Dans le même temps, entre 1996 et 2009, le nombre des caisses Agirc est passé de 51 à 20, celui des caisses Arrco de 93 à 24. Mise en commun des moyens humains, informatiques, financiers et comptables. Fusion après fusion, ces caisses de retraites chapeautées par de vénérables institutions paritaires se sont muées en poids lourds. Il en existe aujourd’hui une vingtaine.
Malakoff-Mederic est sans doute le groupe de protection sociale le plus emblématique. Parce qu’il est dirigé par le frère du président de la République, Guillaume Sarkozy, depuis la fusion en juillet 2008 de Malakoff et de Mederic (d’où le nom, pas mal trouvé). Son empire s’étend notamment sur les employés et ex-employés de la métallurgie, de l’automobile et de la mécanique.

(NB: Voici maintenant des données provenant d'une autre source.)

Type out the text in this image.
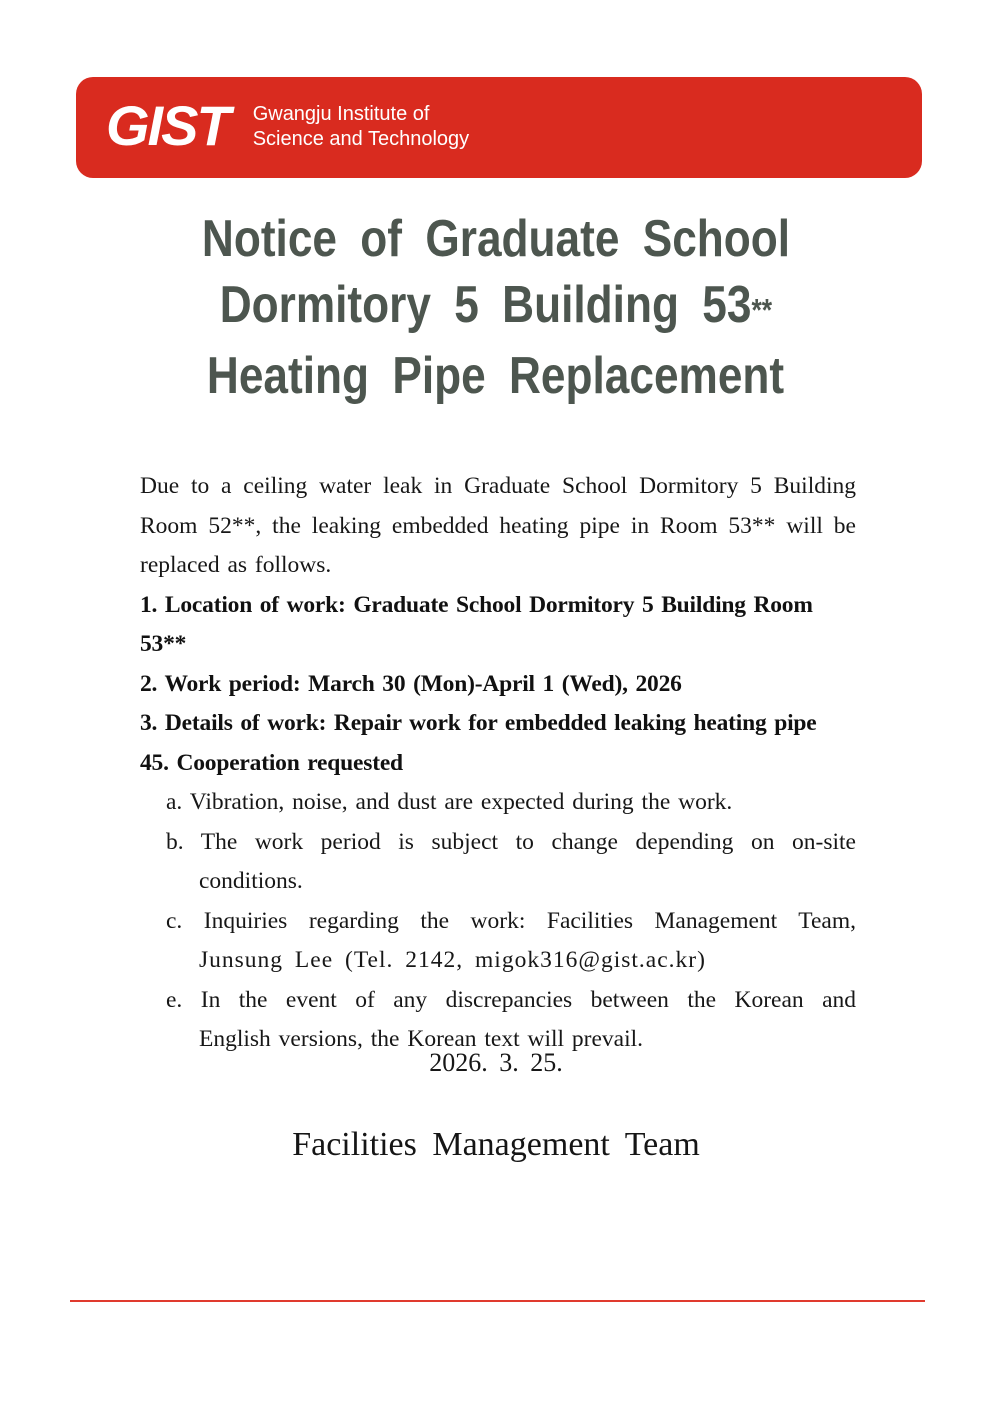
GIST Gwangju Institute of
Science and Technology
Notice of Graduate School
Dormitory 5 Building 53**
Heating Pipe Replacement
Due to a ceiling water leak in Graduate School Dormitory 5 Building
Room 52**, the leaking embedded heating pipe in Room 53** will be
replaced as follows.
1. Location of work: Graduate School Dormitory 5 Building Room 53**
2. Work period: March 30 (Mon)-April 1 (Wed), 2026
3. Details of work: Repair work for embedded leaking heating pipe
45. Cooperation requested
a. Vibration, noise, and dust are expected during the work.
b. The work period is subject to change depending on on-site
conditions.
c. Inquiries regarding the work: Facilities Management Team,
Junsung Lee (Tel. 2142, migok316@gist.ac.kr)
e. In the event of any discrepancies between the Korean and
English versions, the Korean text will prevail.
2026. 3. 25.
Facilities Management Team
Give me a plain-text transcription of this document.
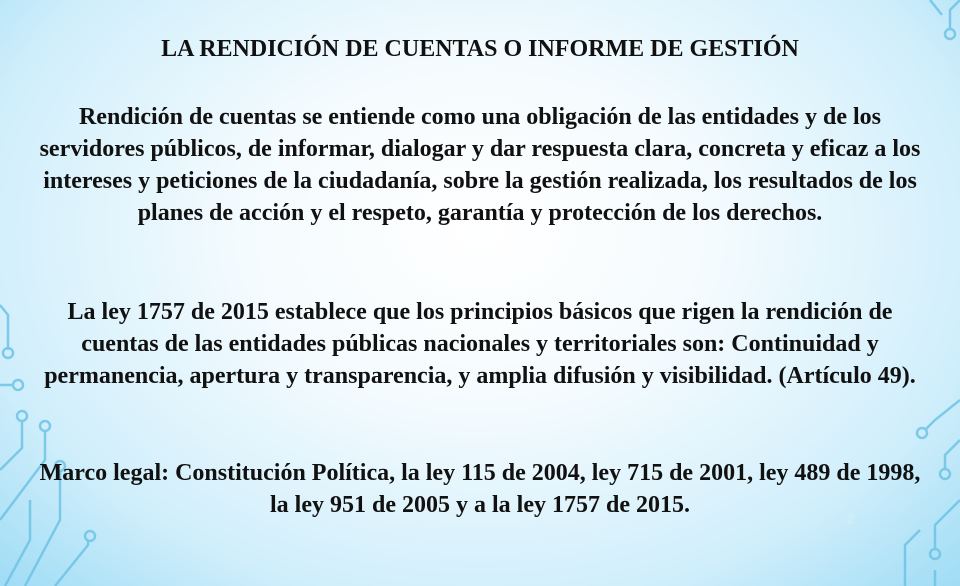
LA RENDICIÓN DE CUENTAS O INFORME DE GESTIÓN

Rendición de cuentas se entiende como una obligación de las entidades y de los servidores públicos, de informar, dialogar y dar respuesta clara, concreta y eficaz a los intereses y peticiones de la ciudadanía, sobre la gestión realizada, los resultados de los planes de acción y el respeto, garantía y protección de los derechos.

La ley 1757 de 2015 establece que los principios básicos que rigen la rendición de cuentas de las entidades públicas nacionales y territoriales son: Continuidad y permanencia, apertura y transparencia, y amplia difusión y visibilidad. (Artículo 49).

Marco legal: Constitución Política, la ley 115 de 2004, ley 715 de 2001, ley 489 de 1998, la ley 951 de 2005 y a la ley 1757 de 2015.

2
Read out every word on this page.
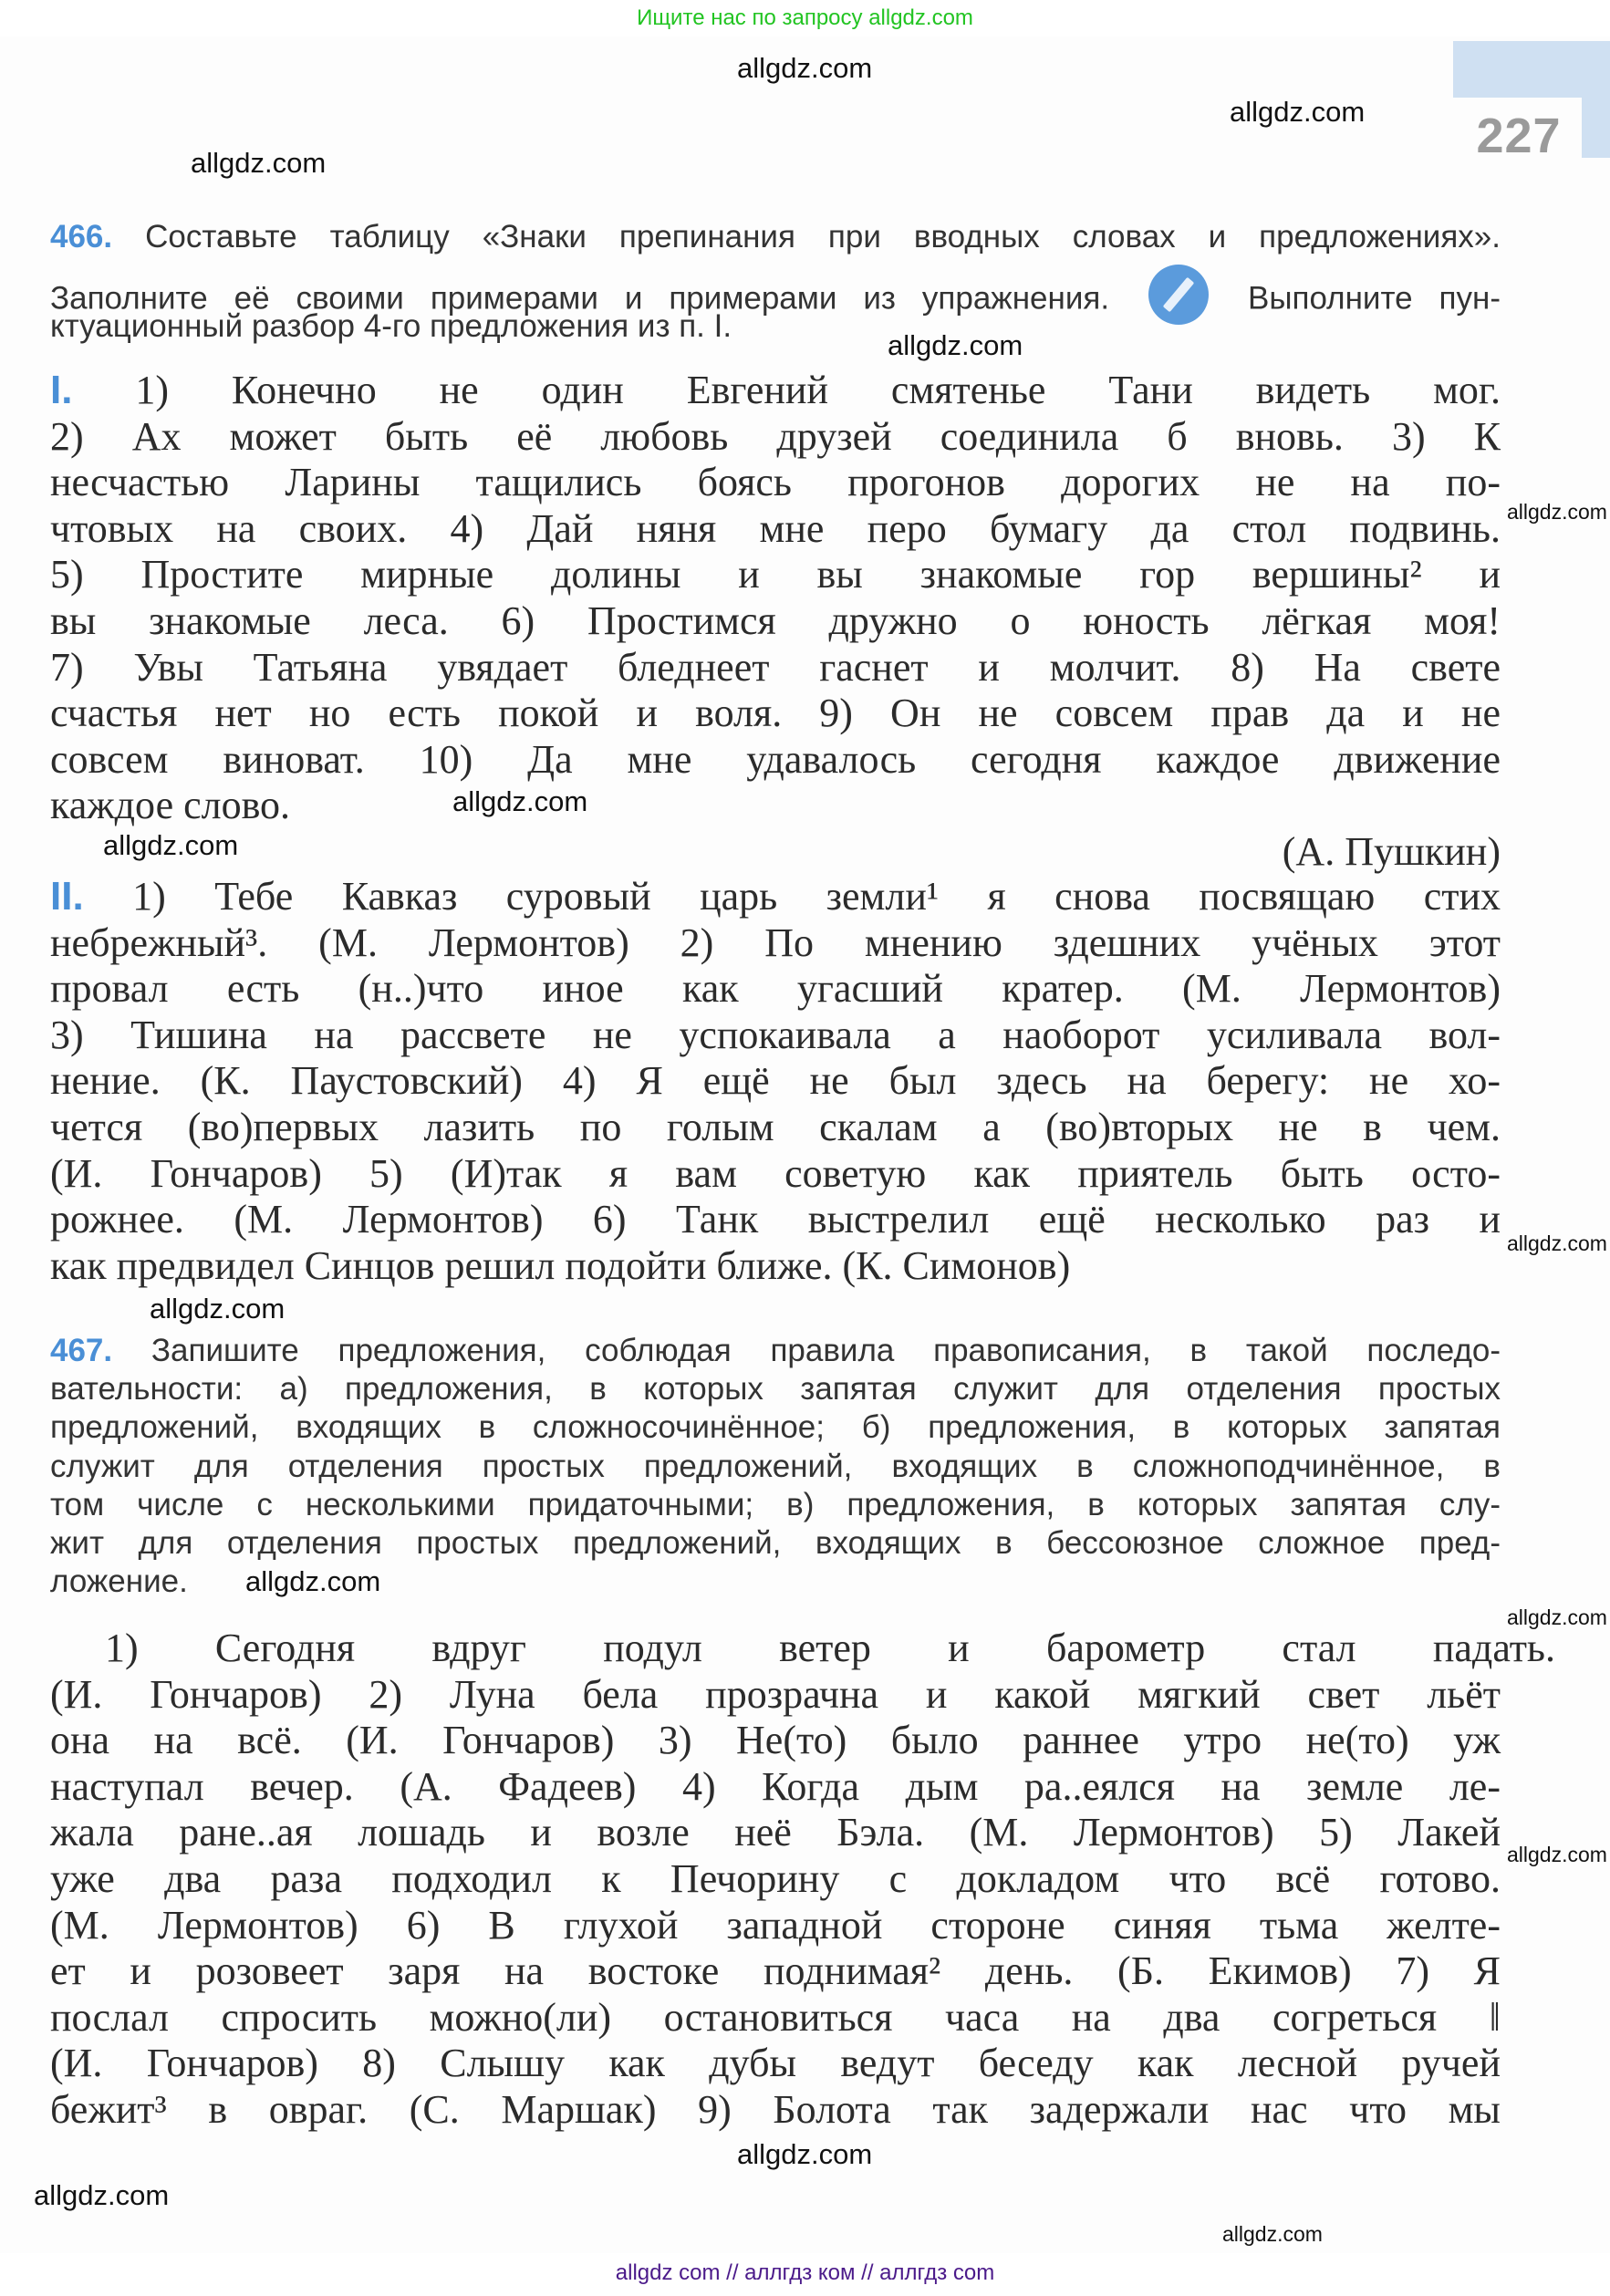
Ищите нас по запросу allgdz.com
227
466. Составьте таблицу «Знаки препинания при вводных словах и предложениях».
Заполните её своими примерами и примерами из упражнения.	Выполните пун-
ктуационный разбор 4-го предложения из п. I.
I. 1) Конечно не один Евгений смятенье Тани видеть мог.
2) Ах может быть её любовь друзей соединила б вновь. 3) К
несчастью Ларины тащились боясь прогонов дорогих не на по-
чтовых на своих. 4) Дай няня мне перо бумагу да стол подвинь.
5) Простите мирные долины и вы знакомые гор вершины² и
вы знакомые леса. 6) Простимся дружно о юность лёгкая моя!
7) Увы Татьяна увядает бледнеет гаснет и молчит. 8) На свете
счастья нет но есть покой и воля. 9) Он не совсем прав да и не
совсем виноват. 10) Да мне удавалось сегодня каждое движение
каждое слово.
(А. Пушкин)
II. 1) Тебе Кавказ суровый царь земли¹ я снова посвящаю стих
небрежный³. (М. Лермонтов) 2) По мнению здешних учёных этот
провал есть (н..)что иное как угасший кратер. (М. Лермонтов)
3) Тишина на рассвете не успокаивала а наоборот усиливала вол-
нение. (К. Паустовский) 4) Я ещё не был здесь на берегу: не хо-
чется (во)первых лазить по голым скалам а (во)вторых не в чем.
(И. Гончаров) 5) (И)так я вам советую как приятель быть осто-
рожнее. (М. Лермонтов) 6) Танк выстрелил ещё несколько раз и
как предвидел Синцов решил подойти ближе. (К. Симонов)
467. Запишите предложения, соблюдая правила правописания, в такой последо-
вательности: а) предложения, в которых запятая служит для отделения простых
предложений, входящих в сложносочинённое; б) предложения, в которых запятая
служит для отделения простых предложений, входящих в сложноподчинённое, в
том числе с несколькими придаточными; в) предложения, в которых запятая слу-
жит для отделения простых предложений, входящих в бессоюзное сложное пред-
ложение.
1) Сегодня вдруг подул ветер и барометр стал падать.
(И. Гончаров) 2) Луна бела прозрачна и какой мягкий свет льёт
она на всё. (И. Гончаров) 3) Не(то) было раннее утро не(то) уж
наступал вечер. (А. Фадеев) 4) Когда дым ра..еялся на земле ле-
жала ране..ая лошадь и возле неё Бэла. (М. Лермонтов) 5) Лакей
уже два раза подходил к Печорину с докладом что всё готово.
(М. Лермонтов) 6) В глухой западной стороне синяя тьма желте-
ет и розовеет заря на востоке поднимая² день. (Б. Екимов) 7) Я
послал спросить можно(ли) остановиться часа на два согреться ‖
(И. Гончаров) 8) Слышу как дубы ведут беседу как лесной ручей
бежит³ в овраг. (С. Маршак) 9) Болота так задержали нас что мы
allgdz.com
allgdz.com
allgdz.com
allgdz.com
allgdz.com
allgdz.com
allgdz.com
allgdz.com
allgdz.com
allgdz.com
allgdz.com
allgdz.com
allgdz.com
allgdz.com
allgdz.com
allgdz com // аллгдз ком // аллгдз com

AG2R La Mondiale est aussi un grand spécialiste en la matière. Le groupe, tourné vers les actifs et retraités de la grande distribution et de l’alimentation, est issu d’une première fusion initiée en 2004 entre AG2R et ISICA et d’une deuxième avec La Mondiale finalisée en 2008. Une troisième avec le groupe Prémalliance (Grand Sud) devrait être achevée fin 2012.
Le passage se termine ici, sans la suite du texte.